FREIWILLIGENARBEIT | Das Leben prägende Erfahrungen

24.07.2024 Elisabeth Seifert

Der Tessiner Verein Atgabbes ermöglicht Menschen mit und ohne Beeinträchtigung sowie den sie begleitenden Freiwilligen aussergewöhnliche Ferienerlebnisse. In den Sommerlagern ent­stehen Freundschaften zwischen den Teilnehmenden – und die Freiwilligen wachsen zu einer verschworenen Gemeinschaft
zusammen.

In diesen Tagen und Wochen schwärmen sie in alle Himmelsrichtungen aus: Über 300 Freiwillige des Tessiner Vereins Atgabbes verbringen gemeinsam mit Kindern, Jugendlichen sowie Erwachsenen mit und ohne Beeinträchtigung einen Teil ihrer Sommerferien. In insgesamt 25 Lagern sorgen sie im Verlauf der langen Ferienzeit in der Sonnenstube der Schweiz für Spass, Abwechslung, Entdeckungen – und soziale Kontakte zwischen Menschen ganz unterschiedlicher Art.

Die Lager, deren Aktivitäten allesamt von Freiwilligen im Alter zwischen 18 und 75 Jahren vorbereitet und durchgeführt werden, dauern jeweils ein bis zwei Wochen. Etliche davon finden direkt im Tessin statt, ganz besonders jene, bei denen die Teilnehmenden jeweils zu Hause übernachten. Mehrere Gruppen von Freiwilligen und Erwachsenen mit eher leichteren Behinderungen zieht es neben der Schweiz ins umliegende Ausland, nach Italien oder Frankreich etwa.
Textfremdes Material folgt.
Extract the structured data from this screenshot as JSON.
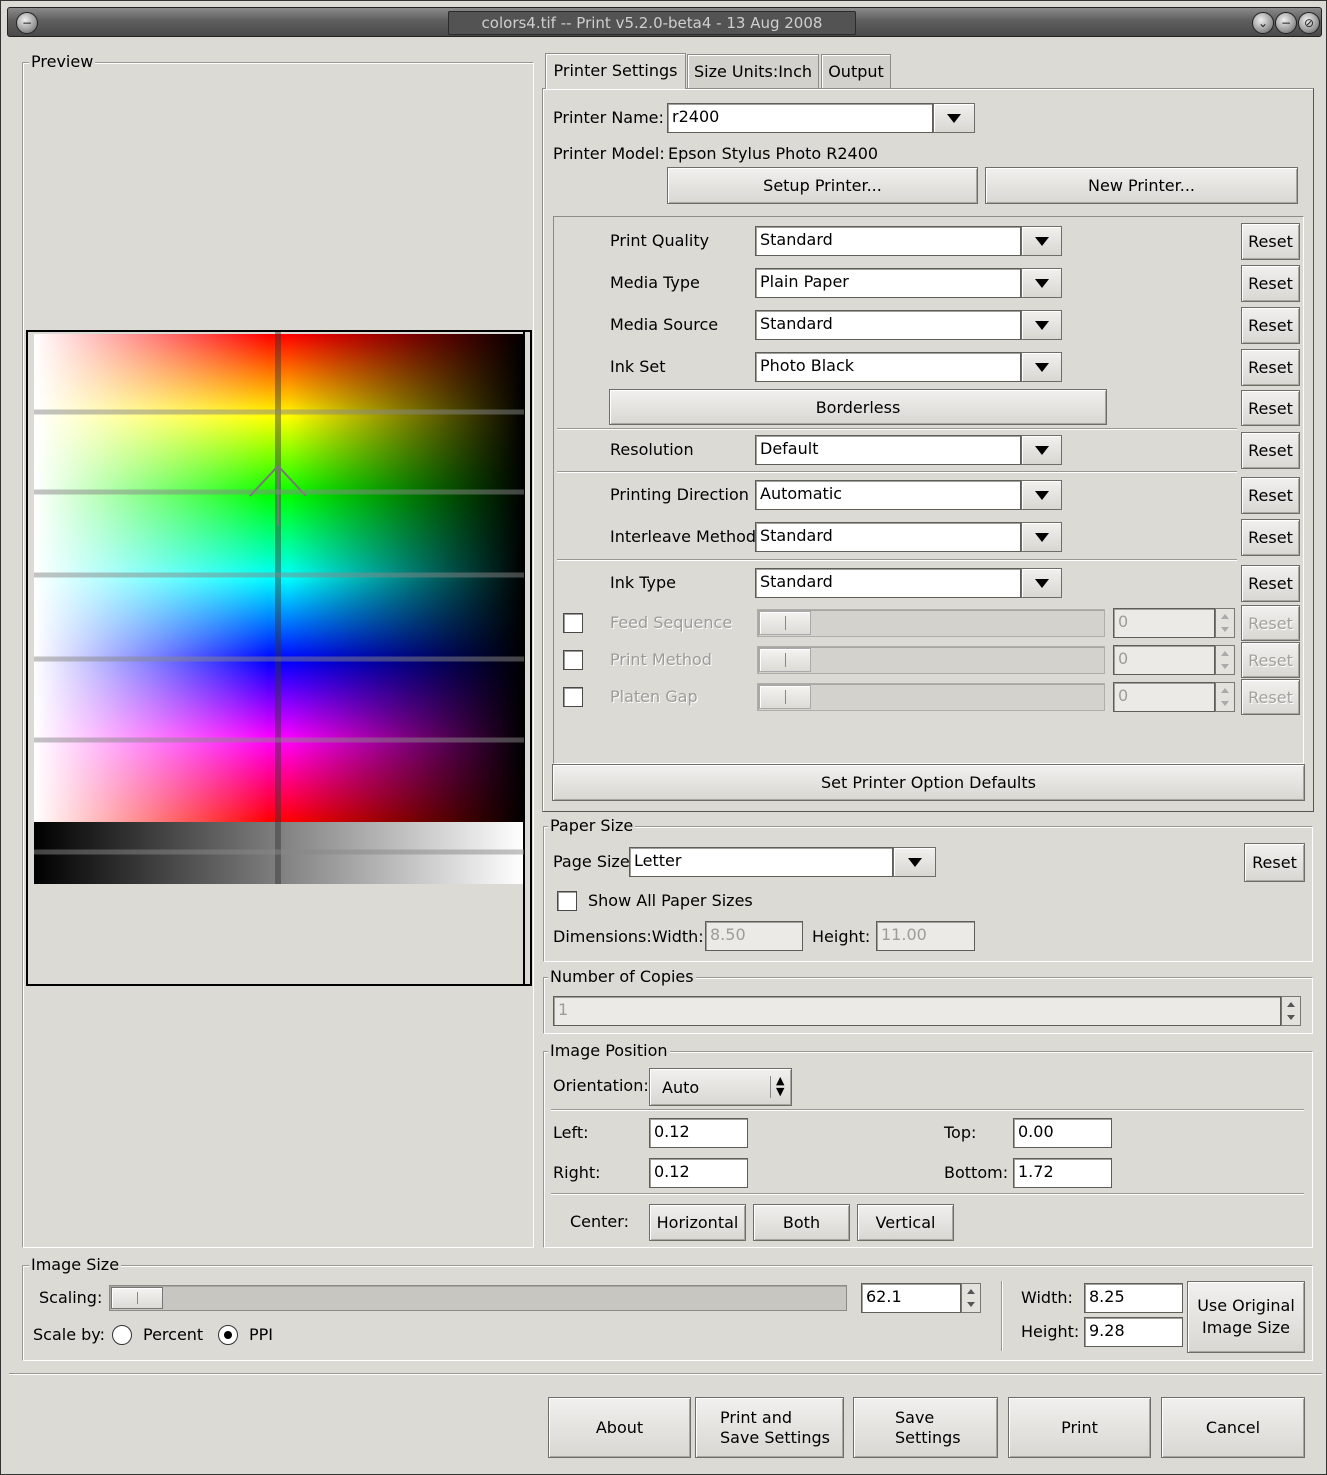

Ein grösserer Teil der Freiwilligen indes reist für zwei Wochen mit den ihnen anvertrauten Kindern, Jugendlichen oder Erwachsenen an einen Ort in der Schweiz, wo sie sich in einem gemieteten Haus einrichten und von dort aus Aktivitäten und Exkursionen unternehmen. Eine Mehrheit dieser als «Colonie» bezeichneten Sommerlager sind inklusiv organisiert: In zwei Lagern für Kinder begleiten jeweils 20 Freiwillige 10 Kinder mit und 10 Kinder ohne Behinderung. Gleiches gilt für zwei weitere Lager, die sich an Jugendliche richten. Und inklusiv sind auch drei «Colonie» für erwachsene Menschen mit Behinderung organisiert, wo neben den Freiwilligen Kinder ohne Behinderung mit dabei sind.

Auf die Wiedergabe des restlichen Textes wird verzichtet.